“Missão: Impossível – Efeito Fallout”

Improvisando o improvável

Encabeçado por Tom Cruise, sexto filme da saga tem diálogos capengas, mas as melhores sequências de ação do ano

Por Daniel Oliveira
Publicado em 26 de julho de 2018 | 03:00
 
 

“Missão: Impossível – Efeito Fallout” é como um musical, em que o ator principal machuca o pé no meio da coreografia e precisa improvisar um novo número, no calor do momento, para salvar o filme. É isso que Ethan Hunt (Tom Cruise) faz o tempo inteiro – e a tensão de ver um acidente fatal se transformar em uma manobra circense é o que carrega o filme que estreia hoje.

O longa é um daqueles em que nenhum plano corre como o previsto. Nada é o que parece ser, e tudo (e todos) é uma fachada escondendo sua real natureza. Nas palavras da CIA, “é um halloween com um monte de homem brincando de fantasia”, enquanto o protagonista se estropia para salvar o mundo. E é exatamente para isso que o público paga o ingresso.

A trama é um desdobramento (o “fallout” do título) direto do capítulo anterior. Com o fim do Sindicato, os discípulos do anarquista Solomon Lane (Sean Harris) – autodenominados “apóstolos” – vão atrás de três ogivas de plutônio para um ataque nuclear. E Hunt e sua patota devem detê-los, sob a vigilância do brucutu da CIA August Walker (Henry Cavill), e com a agente Ilsa Faust (Rebecca Ferguson), sempre à espreita com objetivos próprios. 

É claro que isso é mera desculpa para uma caçada de escala global, Tom Cruise saltando de prédios e aviões a mil metros de altura e uma perseguição de helicópteros no meio das montanhas do Paquistão. Se em “Nação Secreta”, o diretor Christopher McQuarrie se inspirou em Hitchcock e nos espiões dos anos 40, “Fallout” é descendente direto da ação implacável e do desencantamento institucional de “Operação França” e afins nos anos 70. E o que diferencia o longa estrelado por Cruise desses clássicos é a qualidade do roteiro. 

“Fallout” é um filme que só funciona quando engata a quinta marcha e acelera a 300 km/h. Nos momentos de ação (e eles são muitos), a produção é empolgante, deliciosamente inverossímil e absolutamente divertida – o melhor exemplar do gênero em 2018. Mas quando bota o pé no freio para explicar a trama, ou um momento intimista e focado nos personagens, os diálogos são sofríveis. 

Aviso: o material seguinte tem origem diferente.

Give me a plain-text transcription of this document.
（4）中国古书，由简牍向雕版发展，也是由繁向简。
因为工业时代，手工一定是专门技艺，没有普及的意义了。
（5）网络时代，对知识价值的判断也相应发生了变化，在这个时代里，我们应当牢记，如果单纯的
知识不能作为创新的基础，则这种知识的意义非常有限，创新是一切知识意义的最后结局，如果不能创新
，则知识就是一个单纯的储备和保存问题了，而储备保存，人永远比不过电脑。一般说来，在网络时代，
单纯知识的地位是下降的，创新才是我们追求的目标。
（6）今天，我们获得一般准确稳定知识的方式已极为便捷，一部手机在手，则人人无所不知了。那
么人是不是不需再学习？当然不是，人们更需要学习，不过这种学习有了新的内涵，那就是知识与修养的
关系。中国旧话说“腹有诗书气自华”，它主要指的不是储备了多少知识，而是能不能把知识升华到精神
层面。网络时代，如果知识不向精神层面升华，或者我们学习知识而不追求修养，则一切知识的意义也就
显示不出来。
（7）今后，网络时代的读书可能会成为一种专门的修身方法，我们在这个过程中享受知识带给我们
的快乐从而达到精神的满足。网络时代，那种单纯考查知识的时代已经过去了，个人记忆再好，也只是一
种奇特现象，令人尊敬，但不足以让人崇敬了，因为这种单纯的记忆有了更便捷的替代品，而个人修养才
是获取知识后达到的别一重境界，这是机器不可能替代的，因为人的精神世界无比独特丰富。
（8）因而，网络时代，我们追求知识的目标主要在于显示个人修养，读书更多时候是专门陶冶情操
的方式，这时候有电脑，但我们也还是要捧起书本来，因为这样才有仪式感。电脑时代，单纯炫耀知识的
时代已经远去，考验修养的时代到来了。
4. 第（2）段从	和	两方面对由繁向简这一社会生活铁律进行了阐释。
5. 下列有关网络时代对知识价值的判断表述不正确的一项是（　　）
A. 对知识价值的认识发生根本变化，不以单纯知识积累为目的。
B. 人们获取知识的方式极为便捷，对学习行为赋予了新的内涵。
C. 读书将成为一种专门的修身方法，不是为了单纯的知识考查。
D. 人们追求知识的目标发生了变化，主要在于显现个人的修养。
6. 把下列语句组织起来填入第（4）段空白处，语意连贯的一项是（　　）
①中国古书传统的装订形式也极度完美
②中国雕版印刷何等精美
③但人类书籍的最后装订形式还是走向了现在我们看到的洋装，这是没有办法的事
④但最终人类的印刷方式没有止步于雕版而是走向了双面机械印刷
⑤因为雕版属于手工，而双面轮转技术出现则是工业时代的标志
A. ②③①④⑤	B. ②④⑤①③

A meia hora inicial é um desfile de bons atores, como Angela Bassett e Alec Baldwin, declamando longos monólogos expositivos. E o troca-troca engraçadinho entre Simon Pegg e Ving Rhames é meramente irritante. 

Nesses momentos em que a deficiência do roteiro fica clara, bons atores fazem toda a diferença. É por isso que, mesmo sutilmente escanteada após roubar o longa anterior de Cruise, Rebecca Ferguson continua um dos melhores elementos da série. E que Henry Cavill é o ponto fraco do filme. O galã britânico é um exemplo perfeito da diferença entre um ator (Daniel Day-Lewis) e alguém que decora falas (Cavill) – enunciando todas as facetas de Walker com a mesma cara e entonações de seu Superman. 

Mas “Missão: Impossível” pertence, desde o início, a Tom Cruise. E “Fallout” quer deixar isso bem claro. Tudo no filme é uma desculpa para botar o astro a um milímetro da morte certa, correndo e saltando na sua eterna sequência de testes para um Cirque du Soleil do inferno, com sua expressão de “salvar o mundo é tão difícil, mas no fundo, no fundo, eu amo pra caramba”. 

“Fallout” é um longa desinteressado e descolado da realidade – a não ser que você entenda que terroristas antirreligião e agências de inteligência que não podem ser confiadas são uma piscadela para os seguidores de Trump. O filme se passa na realidade de Cruise, em que um astro enviado pelo deus ET da Cientologia sempre vai salvar o mundo nos 45 do segundo tempo. E, ao menos por duas horas e meia, isso é bem melhor e mais divertido que a realidade em 2018.